Gissing, George

Gissing, George gĭsˈĭng [key], 1857–1903, English novelist. His promising future as a scholar was curtailed by his expulsion from Owens College (later the Univ. of Manchester) because of his association with a young prostitute whom he later married. Years of poverty and hard work followed. He visited America in 1876–77 and wrote several short stories for the Chicago Tribune. Gissing was the foremost English exponent of naturalism often focusing on social issues—poverty, the exploitation of women, the effects of industrialization. His personal bitterness at his years of unhappiness often surfaces in his novels. New Grub Street (1891), his best-known work, depicts the dilemma of the poverty-stricken artist in an alien world. Other works include Thyrza (1887), The Nether World (1889), Born in Exile (1892), and The Whirlpool (1897). In By the Ionian Sea (1901) and in the somewhat autobiographic Private Papers of Henry Ryecroft (1903), Gissing reveals his love of books and the past.
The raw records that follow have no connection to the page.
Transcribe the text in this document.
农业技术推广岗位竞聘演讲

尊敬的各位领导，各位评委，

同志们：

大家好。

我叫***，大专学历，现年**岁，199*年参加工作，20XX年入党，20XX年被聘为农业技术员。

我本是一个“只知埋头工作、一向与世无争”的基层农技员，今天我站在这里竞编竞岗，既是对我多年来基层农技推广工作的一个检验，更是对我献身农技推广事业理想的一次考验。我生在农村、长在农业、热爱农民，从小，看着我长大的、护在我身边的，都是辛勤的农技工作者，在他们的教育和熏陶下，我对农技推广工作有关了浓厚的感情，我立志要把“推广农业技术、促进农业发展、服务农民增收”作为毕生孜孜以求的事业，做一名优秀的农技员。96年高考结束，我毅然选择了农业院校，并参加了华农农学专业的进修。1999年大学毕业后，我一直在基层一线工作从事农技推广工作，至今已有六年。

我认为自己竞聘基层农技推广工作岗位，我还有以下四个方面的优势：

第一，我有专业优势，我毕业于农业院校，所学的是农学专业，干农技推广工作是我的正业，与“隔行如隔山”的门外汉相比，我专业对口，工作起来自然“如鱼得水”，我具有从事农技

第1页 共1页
His excellent critical study (1898) of Charles Dickens, whose works greatly influenced him, is still read.

See his letters ed. by P. F. Mattheisen et al. (9 vol., 1990–97); his diary ed. by P. Coustillas (1978); biography by P. Coustillas (3 vol., 2011–12); studies by F. Swinnerton (3d ed. 1966), and P. Coustillas and C. Partridge, ed. (1972); G. Tindall (1974); bibliography by P. Coustillas (2005).